I drop the bags and water bottles on the ground, open the door, put the bagel on the seat, and while I'm trying to wrestle my daughter into her car seat, I turn to see that my son is sauntering around our front yard with a long stick held to his nose, pretending to be an elephant. I remind him (for the UMPteenth time) that we are late: leave the stick here and get-in-the-car.
I wrestle a little more with wrestler-baby then glance at my son again.
"MmmmmMMMMMMMMMMPH!!!" he trumpets. His head is hanging low, his weight sauntering from side to side, his feet plodding slowly...exactly like an elephant.
"Listen to me," I say. I am firm and my voice is low and slow: my best intimindating mom voice. "I am taking that stick and you are getting in the car right now."
I take the stick.
"But I want to put it in the closet," he yells. ["Garage," he means. He's been keeping that stick in there every night. It's thin, long, and crooked in several places so as to take up maximum garage space (or, maybe, to make it more like an elephant trunk.)]
"We are late!" I say. "The stick is safe in the driveway! We can leave it hear and play with it later. Now get-in-the-car," I say. (Not quite as low and slow that time.)
Now he is crying. It's not the manipulative, I'm-trying-to-get-my-way cry. It's his genuinely heart-broken and heart-breaking I-am-concerned-about-my-elephant-trunk cry.
And all of a sudden my recent reflections about why we forget how to "Let It Shine" smack me in the face -- as if I had stepped on a rake. What am I doing?
I purse my lips into an "O" and blow: a physical release of my disappointment in myself. Can't I see what's happening?
My son is teaching me how beautiful that long and twisted dead stick is, and all I am thinking about is how much room it has been occupying in my recently-cleaned garage.
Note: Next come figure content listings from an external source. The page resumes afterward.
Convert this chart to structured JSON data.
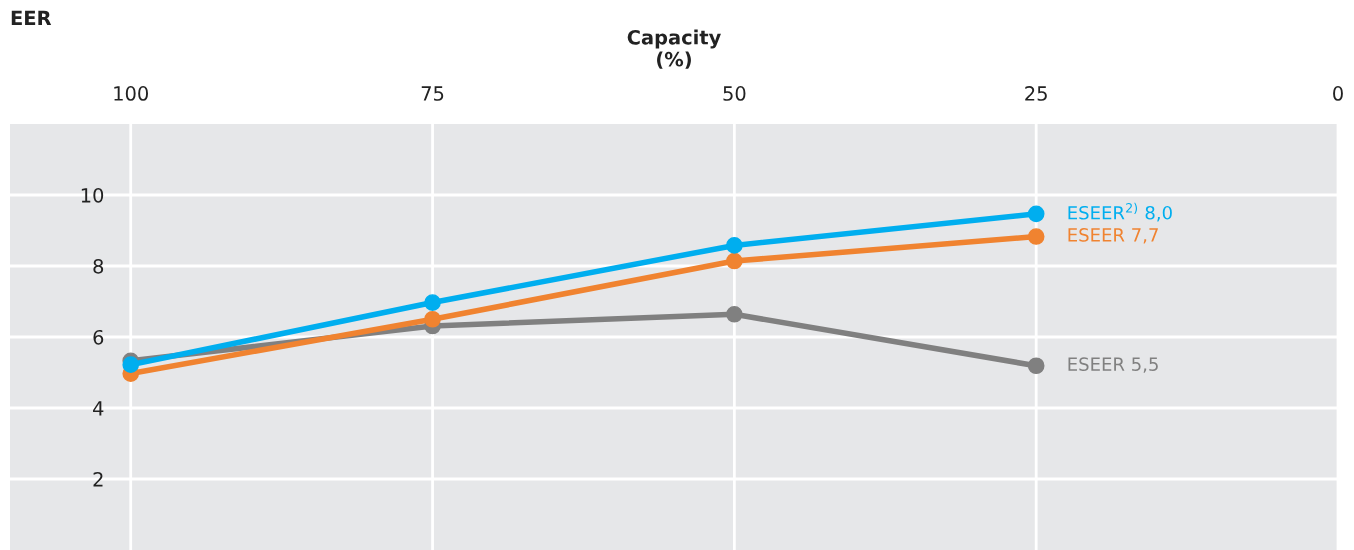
{
  "chart_data": {
    "type": "line",
    "xlabel": "Capacity\n(%)",
    "ylabel": "EER",
    "x": [
      100,
      75,
      50,
      25
    ],
    "xlim": [
      110,
      0
    ],
    "xticks": [
      100,
      75,
      50,
      25,
      0
    ],
    "ylim": [
      0,
      12
    ],
    "yticks": [
      2,
      4,
      6,
      8,
      10
    ],
    "grid": true,
    "legend": false,
    "marker": "circle",
    "line_style": "solid",
    "series": [
      {
        "name": "ESEER$^{2)}$ 8,0",
        "color": "#00aeef",
        "values": [
          5.22,
          6.97,
          8.58,
          9.47
        ]
      },
      {
        "name": "ESEER 7,7",
        "color": "#f08330",
        "values": [
          4.97,
          6.5,
          8.14,
          8.83
        ]
      },
      {
        "name": "ESEER 5,5",
        "color": "#808080",
        "values": [
          5.33,
          6.31,
          6.64,
          5.19
        ]
      }
    ]
  }
}
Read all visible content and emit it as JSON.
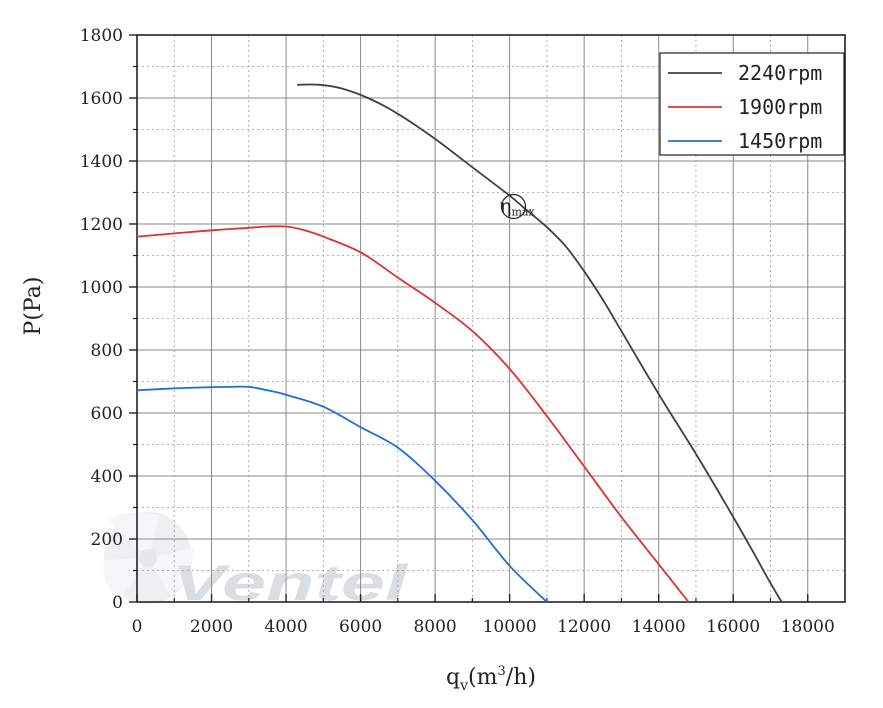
{
  "chart_data": {
    "type": "line",
    "xlabel": "q",
    "xlabel_sub": "v",
    "xlabel_unit_open": "(m",
    "xlabel_unit_sup": "3",
    "xlabel_unit_close": "/h)",
    "ylabel": "P(Pa)",
    "xlim": [
      0,
      19000
    ],
    "ylim": [
      0,
      1800
    ],
    "xticks": [
      0,
      2000,
      4000,
      6000,
      8000,
      10000,
      12000,
      14000,
      16000,
      18000
    ],
    "yticks": [
      0,
      200,
      400,
      600,
      800,
      1000,
      1200,
      1400,
      1600,
      1800
    ],
    "grid": true,
    "legend_position": "top-right",
    "series": [
      {
        "name": "2240rpm",
        "color": "#404040",
        "points": [
          [
            4300,
            1642
          ],
          [
            4900,
            1642
          ],
          [
            5500,
            1630
          ],
          [
            6200,
            1600
          ],
          [
            7000,
            1550
          ],
          [
            8000,
            1470
          ],
          [
            9000,
            1380
          ],
          [
            10000,
            1290
          ],
          [
            10400,
            1250
          ],
          [
            11000,
            1190
          ],
          [
            11500,
            1130
          ],
          [
            12000,
            1050
          ],
          [
            12500,
            960
          ],
          [
            13000,
            860
          ],
          [
            14000,
            660
          ],
          [
            15000,
            470
          ],
          [
            16000,
            270
          ],
          [
            16600,
            145
          ],
          [
            17000,
            60
          ],
          [
            17300,
            0
          ]
        ]
      },
      {
        "name": "1900rpm",
        "color": "#e03030",
        "points": [
          [
            0,
            1160
          ],
          [
            1000,
            1170
          ],
          [
            2000,
            1180
          ],
          [
            3000,
            1188
          ],
          [
            3500,
            1192
          ],
          [
            4000,
            1192
          ],
          [
            4500,
            1180
          ],
          [
            5000,
            1160
          ],
          [
            6000,
            1110
          ],
          [
            7000,
            1030
          ],
          [
            8000,
            950
          ],
          [
            9000,
            860
          ],
          [
            10000,
            740
          ],
          [
            11000,
            590
          ],
          [
            12000,
            430
          ],
          [
            13000,
            270
          ],
          [
            14000,
            120
          ],
          [
            14800,
            0
          ]
        ]
      },
      {
        "name": "1450rpm",
        "color": "#1f6fd6",
        "points": [
          [
            0,
            672
          ],
          [
            1000,
            678
          ],
          [
            2000,
            682
          ],
          [
            2500,
            683
          ],
          [
            3000,
            683
          ],
          [
            3500,
            672
          ],
          [
            4000,
            658
          ],
          [
            5000,
            620
          ],
          [
            6000,
            555
          ],
          [
            7000,
            490
          ],
          [
            8000,
            385
          ],
          [
            9000,
            260
          ],
          [
            10000,
            115
          ],
          [
            11000,
            0
          ]
        ]
      }
    ],
    "annotation": {
      "symbol": "η",
      "subscript": "max",
      "x": 10050,
      "y": 1265
    },
    "watermark": "Ventel"
  }
}
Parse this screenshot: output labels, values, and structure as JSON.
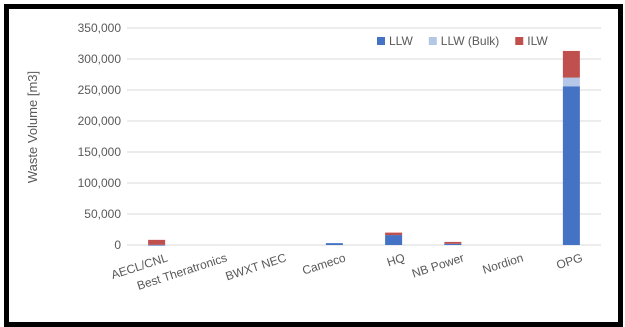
{
  "chart_data": {
    "type": "bar",
    "stacked": true,
    "title": "",
    "xlabel": "",
    "ylabel": "Waste Volume [m3]",
    "ylim": [
      0,
      350000
    ],
    "yticks": [
      0,
      50000,
      100000,
      150000,
      200000,
      250000,
      300000,
      350000
    ],
    "ytick_labels": [
      "0",
      "50,000",
      "100,000",
      "150,000",
      "200,000",
      "250,000",
      "300,000",
      "350,000"
    ],
    "grid": true,
    "legend_position": "top-right",
    "categories": [
      "AECL/CNL",
      "Best Theratronics",
      "BWXT NEC",
      "Cameco",
      "HQ",
      "NB Power",
      "Nordion",
      "OPG"
    ],
    "series": [
      {
        "name": "LLW",
        "color": "#4472C4",
        "values": [
          300,
          0,
          0,
          3000,
          16000,
          2000,
          0,
          256000
        ]
      },
      {
        "name": "LLW (Bulk)",
        "color": "#B4C7E7",
        "values": [
          0,
          0,
          0,
          0,
          0,
          0,
          0,
          14000
        ]
      },
      {
        "name": "ILW",
        "color": "#C0504D",
        "values": [
          8000,
          0,
          0,
          0,
          4000,
          3000,
          0,
          43000
        ]
      }
    ]
  }
}
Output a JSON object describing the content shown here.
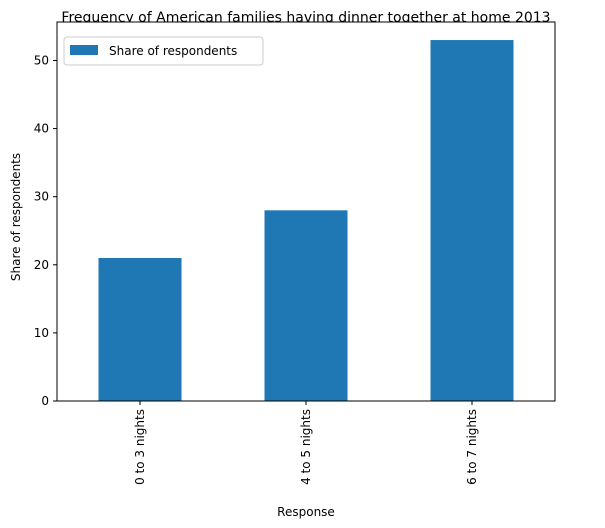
{
  "chart_data": {
    "type": "bar",
    "title": "Frequency of American families having dinner together at home 2013",
    "xlabel": "Response",
    "ylabel": "Share of respondents",
    "categories": [
      "0 to 3 nights",
      "4 to 5 nights",
      "6 to 7 nights"
    ],
    "series": [
      {
        "name": "Share of respondents",
        "values": [
          21,
          28,
          53
        ],
        "color": "#1f77b4"
      }
    ],
    "ylim": [
      0,
      55.65
    ],
    "yticks": [
      0,
      10,
      20,
      30,
      40,
      50
    ],
    "grid": false,
    "legend": "top-left"
  }
}
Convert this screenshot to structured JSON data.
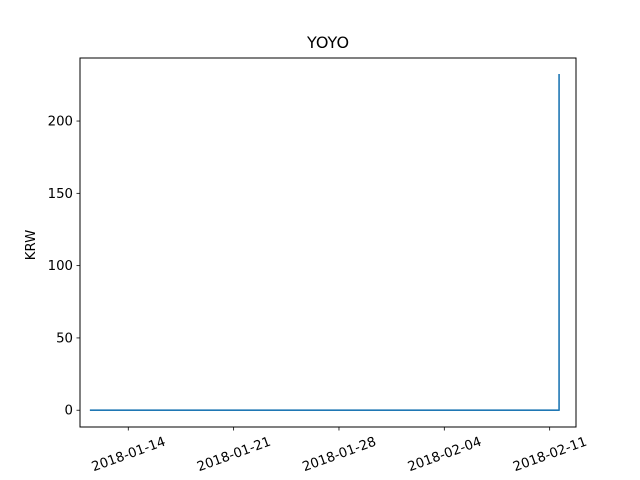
{
  "chart_data": {
    "type": "line",
    "title": "YOYO",
    "xlabel": "",
    "ylabel": "KRW",
    "x_ticks": [
      "2018-01-14",
      "2018-01-21",
      "2018-01-28",
      "2018-02-04",
      "2018-02-11"
    ],
    "y_ticks": [
      0,
      50,
      100,
      150,
      200
    ],
    "xlim": [
      "2018-01-10 19:00",
      "2018-02-12 18:00"
    ],
    "ylim": [
      -11.6,
      243.6
    ],
    "grid": false,
    "series": [
      {
        "color": "#1f77b4",
        "points": [
          {
            "x": "2018-01-11 12:00",
            "y": 0
          },
          {
            "x": "2018-02-11 15:00",
            "y": 0
          },
          {
            "x": "2018-02-11 15:00",
            "y": 232
          }
        ]
      }
    ]
  }
}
He is coaching me on how to enjoy the small things and I am hurrying him up so that we can -- what? -- get to nursery school? Where they don't give a hoot if you are late? Where they sing and color and teach you to enjoy the small things?
My son is showing me how to let it shine and not only am I not taking the lesson in it, I am squashing his light.
Don't get me wrong: kids need discipline and they need to learn to respect their parents. If I make a rule, I need to follow through.
But why make the rule in this case? How did we get here? Do I not know that my son will take his splendid time noticing beauty on his way through the garage every morning?
Why do I not plan time for that into our day? Why must he adjust to my pace, instead of me coming down to his pace more often? Why do I not get myself to bed earlier at night so that I can have the patience to recognize what is and is not important in the morning?
This is how it happens, isn't it? This is how we un-learn how to shine. Our parents are our teachers and if our parents do not take care of themselves and let themselves shine then when we grow to mirror them, our shine is gone, too.
It's time we un-learn the un-learning, Lovers of Light. It's time we break the cycle by rocking our basic happiness fundamentals so that we can model -- for our children, for ourselves, and for our peers -- what it means to glow with an inner light.
This week, I'm committing to a 10:30pm lights-out time. Every night. No excuses. I'm planning time into our morning for a toddler's pace (you should too, regardless of whether you have a toddler) and if we are "late" for something whose start-time doesn't matter, I'm going to relax and find the beauty in it.
When I think I am "late" for an appointment, I might actually be right on time for the elephant parade.